それはセティスを慮ったものばかりでなく、単純に興味関心をそそり——尚且つ幾重数多の未知の世界の情報がセティスの買ってきた料理の数々に明確に存在していたからなのは間違いない。
「美味そうだ。ホントは食材探しの街歩きでもしながら食べたかったんだけどな」
言葉では不満を漏らしつつ、嬉々として手に取った串焼き。文化の違いによる料理の薫りや風貌に目を悪辣に輝かせ、彼は一本の串焼きに内在する情報にくまなく目を凝らす。
「イミトが中、私が外で情報を集める決まりだったはず。イミトは食材にばかり夢中になって遊び回るのが目に見えてるってクレア様も言っていたし」
そんな状況下——それを傍から興味深げに眺めながら、クレアの予見にも間違いは無かったとセティスは息を吐いた。
「ん、こりゃ美味いな。スパイスも効いてて素材の味が生きてる」
「——それで、本題の情報は?」
しかしイミトの心は既に料理へと完全に浸っていて、彼女はイミトの意識をコチラに向けるべく苦心した。だがイミトは、そんな苦心は不要だと、串焼き料理に齧り付き——肉の野蛮に食い千切る。
そして——、
「ああ……会ったぜ。レザリクス・バーティガル」
彼は語るのだ。和平調印式を瓦解させるべく暗躍する、自身やクレアの因縁の相手——リオネル聖教の権威権力を掌中に収める最高司祭にして、かつて救国の英雄と呼ばれた一人の男の名前を。
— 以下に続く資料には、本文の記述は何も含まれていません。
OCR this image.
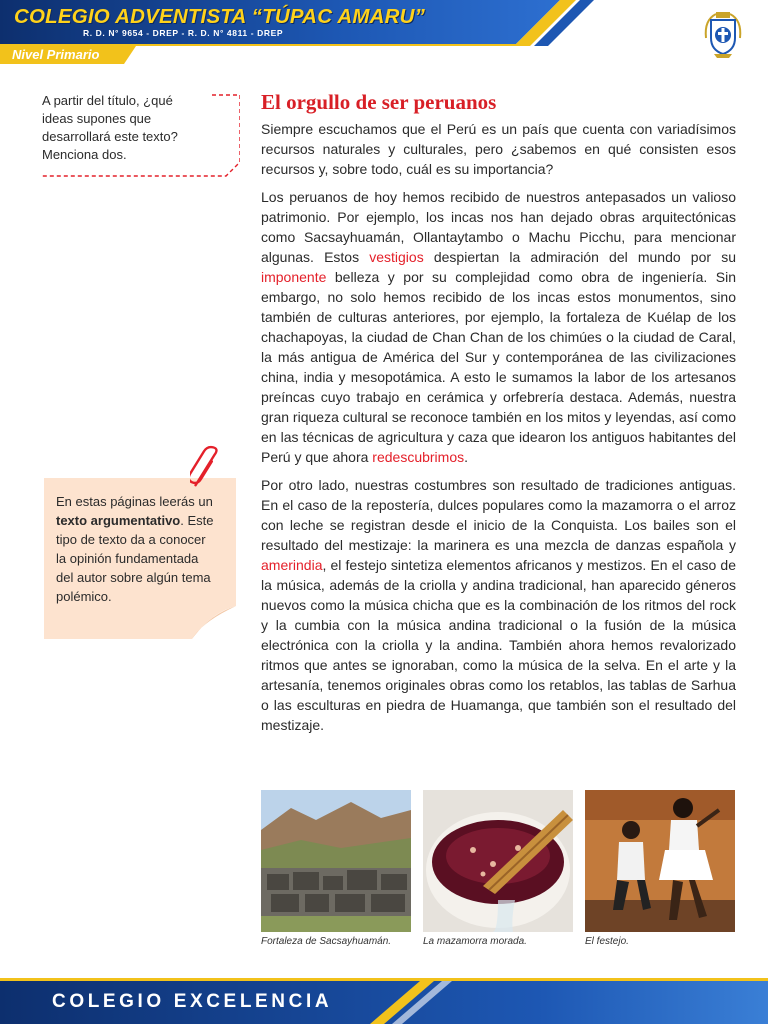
COLEGIO ADVENTISTA “TÚPAC AMARU”
R. D. N° 9654 - DREP - R. D. N° 4811 - DREP
Nivel Primario
A partir del título, ¿qué ideas supones que desarrollará este texto? Menciona dos.
En estas páginas leerás un texto argumentativo. Este tipo de texto da a conocer la opinión fundamentada del autor sobre algún tema polémico.
El orgullo de ser peruanos

Siempre escuchamos que el Perú es un país que cuenta con variadísimos recursos naturales y culturales, pero ¿sabemos en qué consisten esos recursos y, sobre todo, cuál es su importancia?

Los peruanos de hoy hemos recibido de nuestros antepasados un valioso patrimonio. Por ejemplo, los incas nos han dejado obras arquitectónicas como Sacsayhuamán, Ollantaytambo o Machu Picchu, para mencionar algunas. Estos vestigios despiertan la admiración del mundo por su imponente belleza y por su complejidad como obra de ingeniería. Sin embargo, no solo hemos recibido de los incas estos monumentos, sino también de culturas anteriores, por ejemplo, la fortaleza de Kuélap de los chachapoyas, la ciudad de Chan Chan de los chimúes o la ciudad de Caral, la más antigua de América del Sur y contemporánea de las civilizaciones china, india y mesopotámica. A esto le sumamos la labor de los artesanos preíncas cuyo trabajo en cerámica y orfebrería destaca. Además, nuestra gran riqueza cultural se reconoce también en los mitos y leyendas, así como en las técnicas de agricultura y caza que idearon los antiguos habitantes del Perú y que ahora redescubrimos.

Por otro lado, nuestras costumbres son resultado de tradiciones antiguas. En el caso de la repostería, dulces populares como la mazamorra o el arroz con leche se registran desde el inicio de la Conquista. Los bailes son el resultado del mestizaje: la marinera es una mezcla de danzas española y amerindia, el festejo sintetiza elementos africanos y mestizos. En el caso de la música, además de la criolla y andina tradicional, han aparecido géneros nuevos como la música chicha que es la combinación de los ritmos del rock y la cumbia con la música andina tradicional o la fusión de la música electrónica con la criolla y la andina. También ahora hemos revalorizado ritmos que antes se ignoraban, como la música de la selva. En el arte y la artesanía, tenemos originales obras como los retablos, las tablas de Sarhua o las esculturas en piedra de Huamanga, que también son el resultado del mestizaje.

Fortaleza de Sacsayhuamán.	La mazamorra morada.	El festejo.
COLEGIO EXCELENCIA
「とはいえ、すれ違いざまに少し会話しただけだけどな」
「——イミト・デュラニウスって嫌味たらしく俺の名前を呼びやがったよ……」
咀嚼して肉を飲み込んだ先——浮かべるは不敵にして悪辣な獣の笑み。
セティスは何故だか、その笑みを見て体を震えるのを感じる。
それは武者震いか、或いは草食動物の生存本能か。
こうして、彼らは様々な想いを胸に抱きつつ、和平調印前夜祭——策謀の宴へと赴いていくのであった。